Flat-packed pasta could be a sustainable solution for a carb favorite

Pasta packaging can be very wasteful. Flat-packed pasta that changes shape in boiling water could be the solution.

Pasta is taking shape (Source: Ars Technica)

There are a few major problems with pasta.

  1. It’s incredibly delicious and very difficult to portion control
  2. The many shapes and sizes it comes in leads to wasteful packaging

While it will be difficult to make pasta less delicious, scientists at Carnegie Mellon University (CMU) have developed a way to address the 2nd issue:

Flat-packed pasta that changes shape in boiling water

How? According to Ars Technica, cooking time is influenced by the shape of the pasta. In a sheet of pasta, areas that are stamped with grooves take longer to cook than otherwise flat areas.
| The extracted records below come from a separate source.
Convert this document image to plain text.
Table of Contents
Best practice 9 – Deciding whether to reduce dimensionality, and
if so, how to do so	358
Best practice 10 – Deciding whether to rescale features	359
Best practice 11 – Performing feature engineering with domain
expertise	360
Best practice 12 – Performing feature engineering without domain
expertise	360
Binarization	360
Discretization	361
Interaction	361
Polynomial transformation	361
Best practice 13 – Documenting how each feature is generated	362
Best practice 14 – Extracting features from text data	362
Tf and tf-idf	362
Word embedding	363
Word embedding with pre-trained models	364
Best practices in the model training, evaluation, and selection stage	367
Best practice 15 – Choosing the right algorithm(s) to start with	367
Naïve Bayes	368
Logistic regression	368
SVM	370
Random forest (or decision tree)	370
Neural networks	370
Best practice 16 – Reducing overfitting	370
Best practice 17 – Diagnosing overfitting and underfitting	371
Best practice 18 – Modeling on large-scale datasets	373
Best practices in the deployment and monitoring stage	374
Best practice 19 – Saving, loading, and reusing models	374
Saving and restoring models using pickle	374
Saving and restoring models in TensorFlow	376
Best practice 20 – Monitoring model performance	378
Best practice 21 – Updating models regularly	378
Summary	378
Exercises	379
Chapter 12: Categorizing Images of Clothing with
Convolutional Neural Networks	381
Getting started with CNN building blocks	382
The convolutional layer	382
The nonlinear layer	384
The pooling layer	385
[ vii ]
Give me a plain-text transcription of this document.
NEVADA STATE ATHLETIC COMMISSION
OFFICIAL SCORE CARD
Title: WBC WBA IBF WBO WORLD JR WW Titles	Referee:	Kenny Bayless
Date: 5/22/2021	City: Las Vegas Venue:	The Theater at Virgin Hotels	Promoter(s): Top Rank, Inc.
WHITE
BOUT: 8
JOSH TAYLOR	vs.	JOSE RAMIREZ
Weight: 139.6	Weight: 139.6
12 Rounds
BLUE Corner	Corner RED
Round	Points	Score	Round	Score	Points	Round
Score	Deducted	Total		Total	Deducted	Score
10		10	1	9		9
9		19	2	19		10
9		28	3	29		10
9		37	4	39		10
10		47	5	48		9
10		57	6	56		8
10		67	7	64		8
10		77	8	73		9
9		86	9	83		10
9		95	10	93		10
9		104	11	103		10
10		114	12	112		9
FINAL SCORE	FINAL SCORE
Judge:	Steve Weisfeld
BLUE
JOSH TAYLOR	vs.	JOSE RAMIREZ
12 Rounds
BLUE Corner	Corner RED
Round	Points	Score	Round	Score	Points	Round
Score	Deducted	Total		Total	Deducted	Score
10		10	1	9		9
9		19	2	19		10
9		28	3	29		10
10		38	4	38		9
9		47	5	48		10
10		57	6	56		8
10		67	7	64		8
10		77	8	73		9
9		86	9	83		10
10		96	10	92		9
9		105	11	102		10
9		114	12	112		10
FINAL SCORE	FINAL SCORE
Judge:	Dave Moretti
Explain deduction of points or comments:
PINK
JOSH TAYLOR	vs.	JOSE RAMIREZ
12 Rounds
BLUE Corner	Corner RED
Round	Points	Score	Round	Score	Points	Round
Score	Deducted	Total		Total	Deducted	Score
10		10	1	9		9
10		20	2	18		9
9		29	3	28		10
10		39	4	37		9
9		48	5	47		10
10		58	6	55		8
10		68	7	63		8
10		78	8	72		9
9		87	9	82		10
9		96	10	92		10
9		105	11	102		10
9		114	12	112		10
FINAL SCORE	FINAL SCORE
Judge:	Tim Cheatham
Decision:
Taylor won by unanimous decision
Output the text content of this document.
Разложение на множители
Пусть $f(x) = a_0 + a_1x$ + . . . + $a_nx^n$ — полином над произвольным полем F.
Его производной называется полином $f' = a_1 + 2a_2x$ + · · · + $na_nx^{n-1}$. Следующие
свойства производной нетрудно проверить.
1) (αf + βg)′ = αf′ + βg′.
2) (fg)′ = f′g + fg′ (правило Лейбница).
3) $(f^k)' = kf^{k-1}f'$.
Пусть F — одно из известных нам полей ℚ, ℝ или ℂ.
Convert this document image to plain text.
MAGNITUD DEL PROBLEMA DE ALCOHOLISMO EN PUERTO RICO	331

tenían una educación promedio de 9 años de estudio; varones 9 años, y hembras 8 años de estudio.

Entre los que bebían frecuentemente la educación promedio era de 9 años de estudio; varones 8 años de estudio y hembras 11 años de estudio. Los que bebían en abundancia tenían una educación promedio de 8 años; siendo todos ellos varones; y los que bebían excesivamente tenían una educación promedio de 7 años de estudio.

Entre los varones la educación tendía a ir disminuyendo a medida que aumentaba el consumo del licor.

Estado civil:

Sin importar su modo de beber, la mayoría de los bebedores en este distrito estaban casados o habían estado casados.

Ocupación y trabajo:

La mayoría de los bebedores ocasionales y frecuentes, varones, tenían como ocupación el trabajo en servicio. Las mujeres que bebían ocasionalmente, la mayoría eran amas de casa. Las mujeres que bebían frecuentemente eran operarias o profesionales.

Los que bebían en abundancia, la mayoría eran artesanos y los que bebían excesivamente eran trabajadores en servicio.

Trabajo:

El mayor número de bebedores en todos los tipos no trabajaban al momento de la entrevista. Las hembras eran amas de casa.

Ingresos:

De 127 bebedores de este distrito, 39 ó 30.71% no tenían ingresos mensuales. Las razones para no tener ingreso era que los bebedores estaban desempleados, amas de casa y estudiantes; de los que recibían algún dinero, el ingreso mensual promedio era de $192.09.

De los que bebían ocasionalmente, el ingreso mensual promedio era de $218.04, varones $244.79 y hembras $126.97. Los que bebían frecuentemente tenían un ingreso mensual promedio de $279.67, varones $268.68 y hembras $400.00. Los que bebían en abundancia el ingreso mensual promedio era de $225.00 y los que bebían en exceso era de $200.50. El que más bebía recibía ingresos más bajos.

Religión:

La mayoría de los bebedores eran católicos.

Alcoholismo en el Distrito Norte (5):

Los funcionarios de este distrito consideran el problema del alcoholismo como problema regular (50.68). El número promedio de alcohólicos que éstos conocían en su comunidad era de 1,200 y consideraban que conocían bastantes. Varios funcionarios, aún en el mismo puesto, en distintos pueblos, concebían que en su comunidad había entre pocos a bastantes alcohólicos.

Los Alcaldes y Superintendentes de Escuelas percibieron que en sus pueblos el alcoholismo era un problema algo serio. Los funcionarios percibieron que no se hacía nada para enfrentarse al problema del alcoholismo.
Based on this principle, the CMU researchers are able to create different shapes (e.g., cones, spirals) from flat sheets of pasta based on groove placement.

A perfectly packed box of macaroni…

… is still 67% air by volume, according to Ars Technica. With so many varied pasta shapes and sizes, the entire industry deals with wasteful packaging.

Inspired by the flat-packed design from the furniture industry — as popularized by Ikea — the CMU scientists hope to bring a more sustainable form of packaging, storage, and transportation to pasta.

We’re all for it, especially if you can make it just as delicious.